SUMÁRIO: 1.1. Introdução. 1.2. O surgimento do right of privacy e a contribuição de Warren e Brandeis. 1.3. O reconhecimento do right of privacy nos tribunais dos Estados Unidos. 1.4. As dificuldades para o desenvolvimento do privacy até a década de 1950. 1.5. O right of publicity. 1.6. A difícil distinção entre o privacy e o publicity. 1.7. O privacy na construção doutrinária de Prosser . 1.8. O privacy como tutela da dignidade e da individualidade. 1.9. A formulação do privacy constitucional. 1.10. A consolidação do entendimento do caso Griswold. 1.11. A relação entre o right of privacy e os direitos da personalidade. 1.12. Considerações finais. BIBLIOGRAFIA           


1.1.   Introdução

O right of privacy surgiu nos Estados Unidos e difundiu-se para os países que adotam o sistema da common law. Tais países, entretanto, apresentam um grau bastante variado de proteção da personalidade humana, valendo notar, por exemplo, que no Direito inglês não haveria uma espécie de proteção geral, mas apenas uma tutela indireta, relacionada com elementos constitutivos de determinados delitos[1].

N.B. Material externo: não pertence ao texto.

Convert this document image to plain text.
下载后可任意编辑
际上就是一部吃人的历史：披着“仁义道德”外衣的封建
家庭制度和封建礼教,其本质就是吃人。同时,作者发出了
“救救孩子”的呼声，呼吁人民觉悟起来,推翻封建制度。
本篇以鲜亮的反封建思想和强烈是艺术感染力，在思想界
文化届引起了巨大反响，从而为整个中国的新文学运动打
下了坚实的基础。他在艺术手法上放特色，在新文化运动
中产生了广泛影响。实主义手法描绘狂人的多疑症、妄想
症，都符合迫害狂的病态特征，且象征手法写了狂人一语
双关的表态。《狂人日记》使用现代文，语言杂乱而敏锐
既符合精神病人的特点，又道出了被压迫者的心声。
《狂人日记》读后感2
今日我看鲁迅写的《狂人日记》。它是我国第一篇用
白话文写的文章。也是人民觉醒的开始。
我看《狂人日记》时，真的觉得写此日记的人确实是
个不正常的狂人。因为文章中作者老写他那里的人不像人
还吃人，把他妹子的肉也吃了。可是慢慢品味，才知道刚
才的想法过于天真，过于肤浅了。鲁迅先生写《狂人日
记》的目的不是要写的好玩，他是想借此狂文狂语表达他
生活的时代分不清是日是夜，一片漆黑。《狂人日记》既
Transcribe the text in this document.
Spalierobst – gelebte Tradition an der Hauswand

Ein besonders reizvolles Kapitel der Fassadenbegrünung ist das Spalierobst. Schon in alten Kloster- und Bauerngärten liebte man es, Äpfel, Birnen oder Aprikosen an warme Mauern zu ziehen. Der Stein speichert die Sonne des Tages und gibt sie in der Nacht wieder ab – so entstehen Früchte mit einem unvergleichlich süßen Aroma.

Desta feita, considerando sua origem e os grandes avanços de seu sistema protetivo, bem como que se trata de modelo utilizado por outros países de common law e mesmo de civil law, objetivamos realizar um breve estudo sobre o right of privacy nos Estados Unidos, passando pelas diversas fases de seu desenvolvimento até seu reconhecimento no âmbito constitucional.

Nossa análise, ao lado do estudo do privacy, também buscará a compreensão dos principais pontos de divergência e convergência entre o sistema dos Estados Unidos e o dos direitos da personalidade, tradicionalmente reconhecido pelos países de direito continental, como é o caso do Brasil.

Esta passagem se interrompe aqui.